Amanda Bynes will be in court Friday, where she is expected to attempt to win her freedom from a California psychiatric hospital. Will she be successful?
The actress, held against her will for the last two weeks since setting a driveway on fire in Thousand Oaks, will be bussed to a local courthouse.
There, her parents will ask a judge for a temporary conservatorship, granting them control over her personal, legal, medical and financial affairs.
If the parents get their way, Amanda will go back to the psychiatric ward for further treatment; Bynes, 27, could walk away a free woman if a judge allows it.
Amanda Bynes will be accompanied by her lawyer. She'll speak to the judge personally, likely in chambers, so he try to gauge her mental competency.
If the parents prevail, the temporary conservatorship will last until September 30, when a hearing will take place to make the arrangement indefinite (or not).
So how is this expected to play out, at least as far as this afternoon goes?
It's possible that if Amanda Bynes' condition - reportedly a mental illness with schizophrenic tendencies - has greatly improved, she could be set free.
That scenario seems unlikely, however, even if her medication is working, since just a week ago, her doctors successfully defended her 14-day hold.

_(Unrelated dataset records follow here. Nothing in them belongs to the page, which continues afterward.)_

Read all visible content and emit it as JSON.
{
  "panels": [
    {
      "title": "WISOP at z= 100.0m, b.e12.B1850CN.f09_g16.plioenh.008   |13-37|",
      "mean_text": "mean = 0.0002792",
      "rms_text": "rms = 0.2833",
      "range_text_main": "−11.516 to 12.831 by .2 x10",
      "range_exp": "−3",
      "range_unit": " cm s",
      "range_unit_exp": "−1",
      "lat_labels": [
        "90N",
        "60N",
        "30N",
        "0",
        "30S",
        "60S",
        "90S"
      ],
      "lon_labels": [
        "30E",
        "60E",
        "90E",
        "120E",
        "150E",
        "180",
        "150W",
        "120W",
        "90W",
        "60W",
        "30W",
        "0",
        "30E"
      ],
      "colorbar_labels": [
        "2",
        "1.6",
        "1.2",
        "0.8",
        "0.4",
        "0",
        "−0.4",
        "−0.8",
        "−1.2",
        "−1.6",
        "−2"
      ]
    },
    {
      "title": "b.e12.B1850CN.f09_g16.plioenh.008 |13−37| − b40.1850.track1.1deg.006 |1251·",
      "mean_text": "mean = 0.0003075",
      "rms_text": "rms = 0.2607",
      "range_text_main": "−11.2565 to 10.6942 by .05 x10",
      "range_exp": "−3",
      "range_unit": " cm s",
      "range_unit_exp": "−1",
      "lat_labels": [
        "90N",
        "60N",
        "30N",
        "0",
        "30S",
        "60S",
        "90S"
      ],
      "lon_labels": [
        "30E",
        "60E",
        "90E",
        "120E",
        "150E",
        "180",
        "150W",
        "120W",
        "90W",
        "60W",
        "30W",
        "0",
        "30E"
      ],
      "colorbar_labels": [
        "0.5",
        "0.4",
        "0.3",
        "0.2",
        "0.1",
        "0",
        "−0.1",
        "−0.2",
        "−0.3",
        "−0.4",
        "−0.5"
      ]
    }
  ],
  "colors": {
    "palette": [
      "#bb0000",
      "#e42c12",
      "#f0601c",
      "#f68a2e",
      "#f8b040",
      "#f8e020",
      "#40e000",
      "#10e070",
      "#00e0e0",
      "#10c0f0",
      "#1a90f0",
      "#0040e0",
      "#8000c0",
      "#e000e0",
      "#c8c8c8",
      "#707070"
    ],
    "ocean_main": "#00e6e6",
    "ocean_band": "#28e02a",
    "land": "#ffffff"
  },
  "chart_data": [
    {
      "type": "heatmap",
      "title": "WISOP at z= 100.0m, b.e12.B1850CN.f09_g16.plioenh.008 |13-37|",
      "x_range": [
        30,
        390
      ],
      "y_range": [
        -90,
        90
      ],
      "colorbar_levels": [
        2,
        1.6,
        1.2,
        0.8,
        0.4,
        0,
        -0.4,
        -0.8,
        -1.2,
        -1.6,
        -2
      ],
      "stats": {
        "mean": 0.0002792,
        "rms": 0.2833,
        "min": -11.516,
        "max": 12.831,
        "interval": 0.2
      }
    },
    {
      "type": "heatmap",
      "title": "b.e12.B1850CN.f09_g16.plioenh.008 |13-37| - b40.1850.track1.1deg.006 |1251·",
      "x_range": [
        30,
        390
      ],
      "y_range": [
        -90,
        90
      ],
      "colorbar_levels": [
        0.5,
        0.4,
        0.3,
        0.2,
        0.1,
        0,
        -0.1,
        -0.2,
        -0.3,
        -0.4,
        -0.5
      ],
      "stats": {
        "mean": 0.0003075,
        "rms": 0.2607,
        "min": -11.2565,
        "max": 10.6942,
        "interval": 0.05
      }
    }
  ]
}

"What happens to Amanda next largely depends on what her doctor recommends," says Jeffrey S. Cohen, an L.A. attorney not involved with the case.
"If Amanda has improved, is cooperative and recognizes she needs treatment, it's possible she could be released to the care of her parents for outpatient treatment."
That still would mean "her mother in legal control of her basic needs and finances," which Amanda has reportedly been steadfastly opposed to.
However, if Ventura Superior Court Judge Glen M. Reiser rules that her mother's legal control is unnecessary, he could defer to the doctors treating her.
They in turn could keep Bynes hospitalized for several more weeks, experts believe.